John Nersesian, a managing director at Nuveen Investments Inc. who consults with financial advisers on wealth management and practice development, says clients' No. 1 complaint is that advisers see them only in terms of their finances. He recommends that they engage clients in a well-conceived "discovery process" -- a series of questions meant to elicit emotional responses -- rather than simply looking at them in terms of assets.

Peter L. Chamberlain is one adviser using a psychographic approach in his practice. As president of B.R. Chamberlain & Sons Inc., an Orlando, Fla., advisory firm with $250 million under management, Dr. Chamberlain has discovered he works best with the "family steward" type -- a person whose prime concern is family well being and a smooth transfer of wealth from one generation to the next.
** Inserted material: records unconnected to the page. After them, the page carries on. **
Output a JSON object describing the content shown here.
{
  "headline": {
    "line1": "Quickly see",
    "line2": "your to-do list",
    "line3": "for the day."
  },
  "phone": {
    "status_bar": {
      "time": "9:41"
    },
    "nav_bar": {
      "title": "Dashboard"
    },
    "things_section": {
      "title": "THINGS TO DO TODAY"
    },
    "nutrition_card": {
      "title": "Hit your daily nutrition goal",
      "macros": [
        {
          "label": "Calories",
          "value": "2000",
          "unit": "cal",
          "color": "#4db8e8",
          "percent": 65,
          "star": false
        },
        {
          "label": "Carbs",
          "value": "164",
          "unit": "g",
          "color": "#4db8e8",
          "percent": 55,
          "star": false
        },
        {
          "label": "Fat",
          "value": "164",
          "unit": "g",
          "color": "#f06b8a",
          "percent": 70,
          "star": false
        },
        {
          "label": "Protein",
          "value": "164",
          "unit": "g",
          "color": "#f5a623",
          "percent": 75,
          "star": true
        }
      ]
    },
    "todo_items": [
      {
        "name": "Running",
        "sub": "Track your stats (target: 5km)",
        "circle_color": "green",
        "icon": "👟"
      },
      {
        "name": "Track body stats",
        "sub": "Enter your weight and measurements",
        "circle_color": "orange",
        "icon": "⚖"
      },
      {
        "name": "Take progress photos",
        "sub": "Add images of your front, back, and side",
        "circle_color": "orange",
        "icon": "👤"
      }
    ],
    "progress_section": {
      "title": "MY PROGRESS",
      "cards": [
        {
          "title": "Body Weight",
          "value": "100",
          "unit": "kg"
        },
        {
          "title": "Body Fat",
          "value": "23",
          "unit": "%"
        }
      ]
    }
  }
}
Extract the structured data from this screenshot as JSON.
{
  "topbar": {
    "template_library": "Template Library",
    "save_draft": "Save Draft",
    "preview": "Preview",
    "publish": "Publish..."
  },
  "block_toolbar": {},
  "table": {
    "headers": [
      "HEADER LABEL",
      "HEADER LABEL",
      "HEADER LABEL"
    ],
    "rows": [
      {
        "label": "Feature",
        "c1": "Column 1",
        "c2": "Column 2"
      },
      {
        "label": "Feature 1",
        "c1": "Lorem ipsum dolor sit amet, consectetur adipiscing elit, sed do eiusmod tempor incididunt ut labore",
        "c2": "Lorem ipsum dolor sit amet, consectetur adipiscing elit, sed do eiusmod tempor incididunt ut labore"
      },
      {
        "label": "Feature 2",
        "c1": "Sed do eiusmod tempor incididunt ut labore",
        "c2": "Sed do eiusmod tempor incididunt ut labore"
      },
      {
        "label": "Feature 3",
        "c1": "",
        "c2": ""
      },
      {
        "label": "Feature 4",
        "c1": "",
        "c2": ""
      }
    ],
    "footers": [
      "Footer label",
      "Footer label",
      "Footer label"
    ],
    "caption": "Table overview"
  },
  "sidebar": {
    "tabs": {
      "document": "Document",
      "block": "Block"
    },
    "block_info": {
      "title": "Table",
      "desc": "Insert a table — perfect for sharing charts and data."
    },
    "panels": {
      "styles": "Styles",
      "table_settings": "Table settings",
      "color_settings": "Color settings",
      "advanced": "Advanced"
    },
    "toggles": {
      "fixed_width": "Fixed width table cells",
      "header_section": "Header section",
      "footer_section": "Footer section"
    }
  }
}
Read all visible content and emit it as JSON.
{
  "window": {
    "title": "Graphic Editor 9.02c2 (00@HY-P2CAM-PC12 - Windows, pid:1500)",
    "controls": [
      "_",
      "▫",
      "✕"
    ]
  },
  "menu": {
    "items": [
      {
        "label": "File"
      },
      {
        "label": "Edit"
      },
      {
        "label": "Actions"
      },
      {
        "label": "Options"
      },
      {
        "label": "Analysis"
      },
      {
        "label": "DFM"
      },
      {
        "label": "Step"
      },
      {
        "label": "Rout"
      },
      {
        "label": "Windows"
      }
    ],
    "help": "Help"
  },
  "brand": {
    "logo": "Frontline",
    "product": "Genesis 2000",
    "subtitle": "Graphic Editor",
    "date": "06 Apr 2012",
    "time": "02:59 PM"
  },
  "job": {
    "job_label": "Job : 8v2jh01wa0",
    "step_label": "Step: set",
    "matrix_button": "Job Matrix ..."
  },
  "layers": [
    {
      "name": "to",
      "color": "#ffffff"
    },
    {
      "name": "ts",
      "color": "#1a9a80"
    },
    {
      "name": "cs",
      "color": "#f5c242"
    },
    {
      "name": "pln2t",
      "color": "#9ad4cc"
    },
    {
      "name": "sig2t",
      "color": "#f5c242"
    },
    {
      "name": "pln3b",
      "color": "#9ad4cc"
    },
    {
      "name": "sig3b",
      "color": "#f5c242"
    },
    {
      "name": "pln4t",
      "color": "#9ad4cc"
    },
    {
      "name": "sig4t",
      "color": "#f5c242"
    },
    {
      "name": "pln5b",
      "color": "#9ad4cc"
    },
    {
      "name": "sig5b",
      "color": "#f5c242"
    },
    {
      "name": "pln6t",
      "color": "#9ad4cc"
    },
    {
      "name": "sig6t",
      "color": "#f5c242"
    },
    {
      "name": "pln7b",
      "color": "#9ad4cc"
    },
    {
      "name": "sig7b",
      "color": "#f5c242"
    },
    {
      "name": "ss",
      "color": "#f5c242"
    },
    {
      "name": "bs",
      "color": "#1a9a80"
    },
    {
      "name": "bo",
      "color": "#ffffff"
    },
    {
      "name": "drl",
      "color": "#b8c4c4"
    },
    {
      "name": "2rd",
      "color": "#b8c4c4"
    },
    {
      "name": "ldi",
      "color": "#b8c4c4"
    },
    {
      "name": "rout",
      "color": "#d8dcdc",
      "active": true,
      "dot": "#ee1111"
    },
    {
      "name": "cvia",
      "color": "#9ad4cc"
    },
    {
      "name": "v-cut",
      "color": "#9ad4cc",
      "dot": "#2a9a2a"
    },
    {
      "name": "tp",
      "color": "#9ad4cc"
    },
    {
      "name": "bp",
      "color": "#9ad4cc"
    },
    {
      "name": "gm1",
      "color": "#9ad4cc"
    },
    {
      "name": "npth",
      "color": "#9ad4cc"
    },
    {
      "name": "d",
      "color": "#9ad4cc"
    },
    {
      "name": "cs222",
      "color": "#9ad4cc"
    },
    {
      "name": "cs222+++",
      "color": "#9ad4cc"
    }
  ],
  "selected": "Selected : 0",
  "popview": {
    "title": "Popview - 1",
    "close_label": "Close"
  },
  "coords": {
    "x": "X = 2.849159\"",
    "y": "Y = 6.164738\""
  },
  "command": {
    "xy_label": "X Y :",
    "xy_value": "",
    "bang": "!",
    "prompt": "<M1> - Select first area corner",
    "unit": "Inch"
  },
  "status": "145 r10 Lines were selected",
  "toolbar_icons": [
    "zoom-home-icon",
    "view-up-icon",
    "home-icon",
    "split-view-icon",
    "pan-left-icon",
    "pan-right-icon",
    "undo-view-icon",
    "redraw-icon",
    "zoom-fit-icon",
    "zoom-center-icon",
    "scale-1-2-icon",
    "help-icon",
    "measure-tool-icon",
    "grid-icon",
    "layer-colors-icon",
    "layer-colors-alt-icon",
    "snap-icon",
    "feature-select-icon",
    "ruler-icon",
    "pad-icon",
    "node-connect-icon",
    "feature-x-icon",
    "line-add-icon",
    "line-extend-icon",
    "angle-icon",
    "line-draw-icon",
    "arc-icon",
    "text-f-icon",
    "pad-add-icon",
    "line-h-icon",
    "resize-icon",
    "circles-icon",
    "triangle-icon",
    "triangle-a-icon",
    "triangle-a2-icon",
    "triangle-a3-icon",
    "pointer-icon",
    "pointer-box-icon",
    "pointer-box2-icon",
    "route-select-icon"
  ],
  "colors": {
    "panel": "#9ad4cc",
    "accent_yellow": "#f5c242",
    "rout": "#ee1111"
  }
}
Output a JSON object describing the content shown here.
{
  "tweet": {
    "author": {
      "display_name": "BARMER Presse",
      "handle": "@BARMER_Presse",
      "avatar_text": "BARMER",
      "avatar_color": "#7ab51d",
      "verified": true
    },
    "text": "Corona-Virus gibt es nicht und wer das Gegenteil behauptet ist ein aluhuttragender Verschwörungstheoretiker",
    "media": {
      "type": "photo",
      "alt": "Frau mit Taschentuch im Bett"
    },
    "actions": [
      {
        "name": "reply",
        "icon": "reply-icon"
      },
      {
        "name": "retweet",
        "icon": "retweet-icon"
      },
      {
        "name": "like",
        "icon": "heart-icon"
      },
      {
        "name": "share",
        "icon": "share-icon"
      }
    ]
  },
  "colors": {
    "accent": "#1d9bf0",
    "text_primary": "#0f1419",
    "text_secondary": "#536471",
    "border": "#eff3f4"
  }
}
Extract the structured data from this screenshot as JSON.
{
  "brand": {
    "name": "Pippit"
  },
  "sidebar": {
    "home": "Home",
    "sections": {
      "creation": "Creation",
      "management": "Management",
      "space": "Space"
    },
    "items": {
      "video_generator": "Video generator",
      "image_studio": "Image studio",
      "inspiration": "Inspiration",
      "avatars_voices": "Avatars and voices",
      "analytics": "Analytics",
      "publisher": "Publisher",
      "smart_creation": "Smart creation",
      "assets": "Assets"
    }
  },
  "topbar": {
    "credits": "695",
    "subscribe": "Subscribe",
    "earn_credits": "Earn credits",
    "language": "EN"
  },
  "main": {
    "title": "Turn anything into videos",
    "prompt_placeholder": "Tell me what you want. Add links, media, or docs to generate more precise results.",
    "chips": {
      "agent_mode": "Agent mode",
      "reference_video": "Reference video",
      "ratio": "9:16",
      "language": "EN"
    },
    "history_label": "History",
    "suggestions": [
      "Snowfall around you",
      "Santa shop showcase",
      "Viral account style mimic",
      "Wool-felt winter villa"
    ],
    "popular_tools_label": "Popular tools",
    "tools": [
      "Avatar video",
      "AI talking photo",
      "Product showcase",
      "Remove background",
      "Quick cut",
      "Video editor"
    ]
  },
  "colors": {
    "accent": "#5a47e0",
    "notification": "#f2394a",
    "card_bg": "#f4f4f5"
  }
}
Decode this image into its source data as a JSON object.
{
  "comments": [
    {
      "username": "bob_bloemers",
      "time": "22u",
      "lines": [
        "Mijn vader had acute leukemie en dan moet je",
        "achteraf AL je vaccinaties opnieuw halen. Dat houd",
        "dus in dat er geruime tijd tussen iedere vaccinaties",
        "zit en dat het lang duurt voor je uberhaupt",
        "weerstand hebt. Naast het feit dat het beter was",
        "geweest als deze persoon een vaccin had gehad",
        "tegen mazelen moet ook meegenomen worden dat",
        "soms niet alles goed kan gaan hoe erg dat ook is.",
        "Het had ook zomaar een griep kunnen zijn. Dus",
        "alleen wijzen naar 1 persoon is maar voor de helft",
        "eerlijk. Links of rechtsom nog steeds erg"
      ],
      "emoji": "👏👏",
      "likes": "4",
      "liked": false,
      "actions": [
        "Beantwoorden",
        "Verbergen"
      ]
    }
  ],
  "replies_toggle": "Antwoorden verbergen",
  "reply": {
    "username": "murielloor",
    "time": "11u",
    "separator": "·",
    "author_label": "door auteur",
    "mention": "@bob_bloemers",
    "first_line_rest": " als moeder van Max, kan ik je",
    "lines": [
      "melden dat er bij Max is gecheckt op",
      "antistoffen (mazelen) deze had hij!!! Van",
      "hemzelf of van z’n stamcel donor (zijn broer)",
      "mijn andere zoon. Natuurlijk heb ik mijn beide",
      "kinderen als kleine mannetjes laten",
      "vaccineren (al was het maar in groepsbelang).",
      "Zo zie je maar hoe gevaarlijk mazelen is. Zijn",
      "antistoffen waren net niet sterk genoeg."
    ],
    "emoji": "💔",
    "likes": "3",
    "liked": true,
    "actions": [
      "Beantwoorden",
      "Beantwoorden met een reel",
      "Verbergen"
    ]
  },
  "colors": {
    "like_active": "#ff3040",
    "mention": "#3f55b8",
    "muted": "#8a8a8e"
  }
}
He presents investment results in terms of progress in meeting goals like college funding, rather than focusing strictly on dry percentage returns.

Ms. Abram of CEG Worldwide, which provides coaching to advisers targeting the high-net-worth market, said this approach to segmentation affects client service and marketing in "subtle but important" ways, and can influence everything from the content of an advisory firm's Web site to the wording of thank-you letters.

For instance, a type of client sometimes called the "financial phobic" is confused and frightened by dense numerical detail and is best served with brief, nontechnical financial reports and conversation from the adviser. The "gambler" client, on the other hand, wants lots of information and likes hearing about innovative investment products, like new flavors of exchange-traded funds.

"As more advisers adopt a wealth-management business model, this needs to be part of that," says Ms. Abram. "The wealth manager is required to be a specialist and to have a much more finely honed value proposition."

Some advisers are using this approach for prospecting. One adviser, recognizing that he works best with high-living thrillionaires, joined an exclusive, upscale cigar bar where he now gets most of his new business.

Dr. Chamberlain says that psychographics not only help him serve clients better but also led him to shed about 10% of his business after he realized some of his clients fell into categories -- like "gamblers" -- that weren't compatible with his practice.

Thomas Rabaut, president of Fidelity Group, an independent firm in Troy, Mich., has gone even further. He recently decided to shed nearly half of his firm's 300 clients as part of a broad shift to a wealth-management model and is ditching clients whose "high-net-worth personalities" don't fit the kind of practice he wants to have. Other considerations include whether clients fit the demographic niches he is now targeting (such as affluent college professors and auto-industry executives), their effectiveness as a referral source and their degree of wealth.

Mr. Rabaut says his average client now has more than $1 million in assets under management, compared with $162,000 when he started moving toward wealth management about a year ago.